— Даже ножей?
— Ножи есть. Как можно без ножей! Но Рахметулла не ездит без стражи. Во дворце много людей.
— Из вас кто-нибудь бывал там?
— В саду, на поденной работе были Аджой и Багирма…
— И я был… Но во дворце много стражи. С одними ножами…
— Вернее оружия нет! Разве Рахметулла ждет удара? Мы пройдем!
— А кони?
— Сколько пойдет вас?
Переглянулись, пошептались.
— Будем считать — семеро.
— Девять коней у моей коновязи. Сумеете вывести восьмерых из кишлака?
Тот, кого назвали Багирмой, насмешливо свистнул:
— Здешние спят, как сурки. Любого из них я за ноги вытащу из собственной его сакли.

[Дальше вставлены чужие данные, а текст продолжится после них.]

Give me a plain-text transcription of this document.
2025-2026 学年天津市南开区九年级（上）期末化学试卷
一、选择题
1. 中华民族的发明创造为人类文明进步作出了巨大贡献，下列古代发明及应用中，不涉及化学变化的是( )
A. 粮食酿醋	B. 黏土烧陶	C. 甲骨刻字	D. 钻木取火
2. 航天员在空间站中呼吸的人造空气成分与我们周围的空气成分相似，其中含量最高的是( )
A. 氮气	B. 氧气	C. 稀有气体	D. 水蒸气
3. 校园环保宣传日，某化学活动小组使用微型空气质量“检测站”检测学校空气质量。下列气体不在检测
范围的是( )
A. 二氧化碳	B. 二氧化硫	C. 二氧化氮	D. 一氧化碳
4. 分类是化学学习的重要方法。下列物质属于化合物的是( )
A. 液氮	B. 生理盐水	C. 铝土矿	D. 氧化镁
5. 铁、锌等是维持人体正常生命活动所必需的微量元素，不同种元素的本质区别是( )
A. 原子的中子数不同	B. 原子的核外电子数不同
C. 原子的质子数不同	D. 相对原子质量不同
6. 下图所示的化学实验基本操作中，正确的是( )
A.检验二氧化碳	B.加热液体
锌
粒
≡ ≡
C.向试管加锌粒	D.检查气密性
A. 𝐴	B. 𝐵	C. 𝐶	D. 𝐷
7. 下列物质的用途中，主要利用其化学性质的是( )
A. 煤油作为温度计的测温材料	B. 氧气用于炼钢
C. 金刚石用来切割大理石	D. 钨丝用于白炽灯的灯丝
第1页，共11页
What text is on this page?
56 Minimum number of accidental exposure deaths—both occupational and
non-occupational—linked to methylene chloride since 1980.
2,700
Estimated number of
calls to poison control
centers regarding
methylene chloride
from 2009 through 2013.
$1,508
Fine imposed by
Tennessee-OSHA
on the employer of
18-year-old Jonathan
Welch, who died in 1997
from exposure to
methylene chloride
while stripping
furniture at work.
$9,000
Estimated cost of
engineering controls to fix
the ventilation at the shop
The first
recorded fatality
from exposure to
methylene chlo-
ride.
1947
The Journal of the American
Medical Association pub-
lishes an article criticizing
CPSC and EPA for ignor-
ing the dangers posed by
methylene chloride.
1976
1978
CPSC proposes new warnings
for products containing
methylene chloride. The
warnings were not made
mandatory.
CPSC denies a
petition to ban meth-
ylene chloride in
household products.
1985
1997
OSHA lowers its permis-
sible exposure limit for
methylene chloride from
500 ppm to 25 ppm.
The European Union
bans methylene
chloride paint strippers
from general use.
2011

— Поставьте своего к коновязи на ночную охрану: старшина будет рад, что не из его сельчан. Кто едет — зачерните золою лица. Я выйду к околице, только переоденусь: во вьюке у меня и чалма и халат. Времени не теряйте. Ночь коротка. До рассвета кони должны быть на приколах…
Вскачь… Ночь безлунная, но дорога широка, чернее ночи стволы карагачей по ее закраинам. Двенадцать верст… долго ли… таким ходом!
Ведет Аджой. Он спешивает нас у высокой глинобитной кладки дворцового сада. От ворот, от дворца — далеко.
— Отсюда — в обход?
— Через сад…
Двое остались при лошадях. По аллее, крытой виноградными лозами; задевают по голове тяжелые, сочные гроздья. Прямо. Потом поворот и — огни.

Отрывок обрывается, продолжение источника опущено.